4Complètement décillé, Orwell, rentré en Angleterre, censuré ou refusant les sollicitations de néo-fascistes, s'énerve et fait mouche : « J'ai passé six mois en Espagne, à me battre pour la majeure partie du temps ; j'ai un trou de balle dans la peau et je n'ai pas envie d'écrire des bêtises pour la défense de la « démocratie » (…) D'autant que je sais ce qui se passe et ce qui s'est passé dans le camp républicain au cours des derniers mois. Je sais qu'on y impose le fascisme aux travailleurs espagnols sous prétexte de mener la lutte contre le fascisme ». (Louis Gill, p.140)

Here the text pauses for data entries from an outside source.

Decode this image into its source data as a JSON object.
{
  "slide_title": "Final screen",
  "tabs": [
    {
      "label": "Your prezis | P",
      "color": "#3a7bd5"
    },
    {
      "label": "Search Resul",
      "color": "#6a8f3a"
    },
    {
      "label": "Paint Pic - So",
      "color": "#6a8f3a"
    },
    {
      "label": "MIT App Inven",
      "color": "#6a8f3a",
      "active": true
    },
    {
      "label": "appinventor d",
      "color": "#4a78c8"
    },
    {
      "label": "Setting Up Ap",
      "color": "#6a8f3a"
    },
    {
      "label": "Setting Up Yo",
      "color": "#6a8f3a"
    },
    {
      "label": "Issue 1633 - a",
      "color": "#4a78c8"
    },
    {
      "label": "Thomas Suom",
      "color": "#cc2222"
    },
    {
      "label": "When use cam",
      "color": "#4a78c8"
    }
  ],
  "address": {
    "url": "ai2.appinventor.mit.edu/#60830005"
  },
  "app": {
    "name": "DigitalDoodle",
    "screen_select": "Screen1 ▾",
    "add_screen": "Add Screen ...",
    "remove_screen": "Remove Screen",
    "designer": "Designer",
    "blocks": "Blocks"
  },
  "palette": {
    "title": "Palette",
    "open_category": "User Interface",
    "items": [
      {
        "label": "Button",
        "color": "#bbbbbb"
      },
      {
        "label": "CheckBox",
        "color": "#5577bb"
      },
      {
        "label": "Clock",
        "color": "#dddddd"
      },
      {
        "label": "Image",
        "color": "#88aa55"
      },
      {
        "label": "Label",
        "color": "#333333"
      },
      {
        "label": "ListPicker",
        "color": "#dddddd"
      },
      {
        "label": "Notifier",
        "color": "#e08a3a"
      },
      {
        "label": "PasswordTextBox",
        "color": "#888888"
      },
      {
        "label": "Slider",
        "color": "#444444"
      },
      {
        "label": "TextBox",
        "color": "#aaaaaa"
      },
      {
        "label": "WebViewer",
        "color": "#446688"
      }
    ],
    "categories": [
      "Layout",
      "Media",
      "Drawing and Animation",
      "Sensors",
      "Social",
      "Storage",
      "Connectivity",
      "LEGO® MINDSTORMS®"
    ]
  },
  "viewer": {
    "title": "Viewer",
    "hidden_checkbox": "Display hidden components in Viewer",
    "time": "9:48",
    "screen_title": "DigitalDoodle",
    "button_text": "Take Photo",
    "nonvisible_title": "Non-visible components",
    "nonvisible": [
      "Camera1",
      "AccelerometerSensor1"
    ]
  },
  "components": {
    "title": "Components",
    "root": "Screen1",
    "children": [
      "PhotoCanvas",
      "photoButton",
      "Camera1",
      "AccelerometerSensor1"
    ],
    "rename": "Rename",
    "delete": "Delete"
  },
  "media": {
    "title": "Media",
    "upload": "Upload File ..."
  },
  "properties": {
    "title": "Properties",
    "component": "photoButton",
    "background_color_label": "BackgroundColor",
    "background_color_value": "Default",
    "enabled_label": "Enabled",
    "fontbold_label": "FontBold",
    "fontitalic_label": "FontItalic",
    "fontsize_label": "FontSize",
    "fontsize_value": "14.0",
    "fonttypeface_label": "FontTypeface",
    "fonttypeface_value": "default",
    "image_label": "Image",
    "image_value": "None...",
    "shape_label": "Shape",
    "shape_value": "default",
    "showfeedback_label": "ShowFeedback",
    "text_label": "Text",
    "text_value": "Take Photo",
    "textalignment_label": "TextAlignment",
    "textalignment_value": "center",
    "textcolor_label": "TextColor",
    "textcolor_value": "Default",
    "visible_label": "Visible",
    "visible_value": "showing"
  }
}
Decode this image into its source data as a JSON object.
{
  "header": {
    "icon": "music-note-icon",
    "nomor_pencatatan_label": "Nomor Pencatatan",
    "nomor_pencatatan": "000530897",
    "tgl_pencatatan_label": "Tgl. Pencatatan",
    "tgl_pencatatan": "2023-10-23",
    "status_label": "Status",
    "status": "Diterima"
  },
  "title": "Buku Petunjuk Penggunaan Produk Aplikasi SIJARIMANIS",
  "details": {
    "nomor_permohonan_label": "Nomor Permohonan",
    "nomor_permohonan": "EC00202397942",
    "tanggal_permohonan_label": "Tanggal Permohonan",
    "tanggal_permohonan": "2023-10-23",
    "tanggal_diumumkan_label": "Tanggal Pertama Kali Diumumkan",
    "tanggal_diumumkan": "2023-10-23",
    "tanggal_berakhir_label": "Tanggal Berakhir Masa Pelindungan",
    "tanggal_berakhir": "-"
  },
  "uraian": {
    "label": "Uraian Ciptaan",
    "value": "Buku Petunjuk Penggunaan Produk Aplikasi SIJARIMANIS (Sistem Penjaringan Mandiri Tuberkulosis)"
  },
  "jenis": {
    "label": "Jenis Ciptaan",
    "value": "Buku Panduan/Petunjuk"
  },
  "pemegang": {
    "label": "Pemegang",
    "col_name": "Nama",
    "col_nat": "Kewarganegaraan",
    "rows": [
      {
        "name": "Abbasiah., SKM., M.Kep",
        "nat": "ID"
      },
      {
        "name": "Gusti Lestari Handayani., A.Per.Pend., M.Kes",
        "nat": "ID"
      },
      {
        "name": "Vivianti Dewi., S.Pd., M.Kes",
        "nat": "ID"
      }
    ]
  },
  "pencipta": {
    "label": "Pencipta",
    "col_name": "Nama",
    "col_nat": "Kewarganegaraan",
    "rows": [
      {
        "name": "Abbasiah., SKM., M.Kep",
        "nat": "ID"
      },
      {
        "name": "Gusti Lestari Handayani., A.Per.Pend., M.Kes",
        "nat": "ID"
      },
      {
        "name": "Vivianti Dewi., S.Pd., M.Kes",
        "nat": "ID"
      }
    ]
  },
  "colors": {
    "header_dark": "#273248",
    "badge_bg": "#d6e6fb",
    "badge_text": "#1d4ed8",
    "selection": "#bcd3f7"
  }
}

5Bartolomé Benassar, p.326.
6La guerre d'Espagne et ses lendemains, p.95 (ed Perrin/Tempus) : « Franco, conscient de cet atout, en joua comme d'une arme psychologique (…) La terreur qu'inspiraient les regulares tenait à leur comportement après la victoire : exécutions sommaires (…) éventrations, décapitations, mutilations. Après Badajoz, Franco donna l'ordre à Yagüe d'interdire les castrations mais il n'est pas certain qu'il ait été obéi » (p.98).
7Le camp franquiste est très encadré par ses diverses troupes professionnelles (comme daech aujourd'hui) c'est pourquoi il est quelque peu utopique de la part de Bilan, même si l'appel est louable, d'appeler à la fraternisation avec les soldats de Franco et ses Maures. Quand la guerre est là, à l'époque moderne, sur le terrain de la confrontation militaire le prolétariat n'a aucune chance de bloquer la barbarie en marche. D'ailleurs, on veut nous faire oublier sans cesse, qu'en 1917 la désagrégation de l'armée n'est pas venue de victoires du meilleur ou du plus humain au front, mais de la désagrégation de la société à l'arrière, laquelle a entraîné plus le sauve qui peut généralisé au front que la désertion individuelle.
8« Los ultimos » ou les souvenirs indésirables, de Ali Lmrabet, numéro spécial Autrement : Madrid 1936-1939, un peuple en résistance ou l'épopée ambiguë (1991). Le témoin fait allusion aux combats terribles et effrayants qui se déroulèrent sur le campus universitaire de Madrid, un des plus grands du monde ; et aux batailles de la Jarama, au sud-est de Madrid, et de Guadalajara, ville près de Madrid, où les troupes marocaines et italiennes sont défaites par l'armée républicaine.
9Ibid, p.161. Ne vaut-il pas mieux tuer au nom de dieu pour s'exempter de tout crime « humain » ?
10Ibid p.163
11Ibid p.165
12Ibid, p.166
13Ibid, p.168. Ce témoignage est un des plus précieux recueillis qui permet de comprendre les conditions de la guerre et de l'horreur, même aujourd'hui pour mieux discerner la « mentalité » du tueur de masse ; son insensibilité est toujours corrélée à un engagement guerrier, à la notion de guerre. Je tiens une anecdote équivalente d'un collègue qui avait été soldat en Algérie. Il rentrait en camion à la caserne un soir. Un breton conduisait l'engin. Lorsqu'ils passèrent près d'un vieux paysan algérien qui marchait péniblement le long de la route, le conducteur fit faire une embardée au véhicule, écrasant le pauvre homme. Mon collègue resta pétrifié et muet d'horreur jusqu'à la caserne. Se reprenant, il apostropha violemment le breton, qui d'ordinaire n'aurait pas écrasé une mouche : « pourquoi as-tu fait ça ? ». L'autre, piteux répondit : « je ne sais pas ».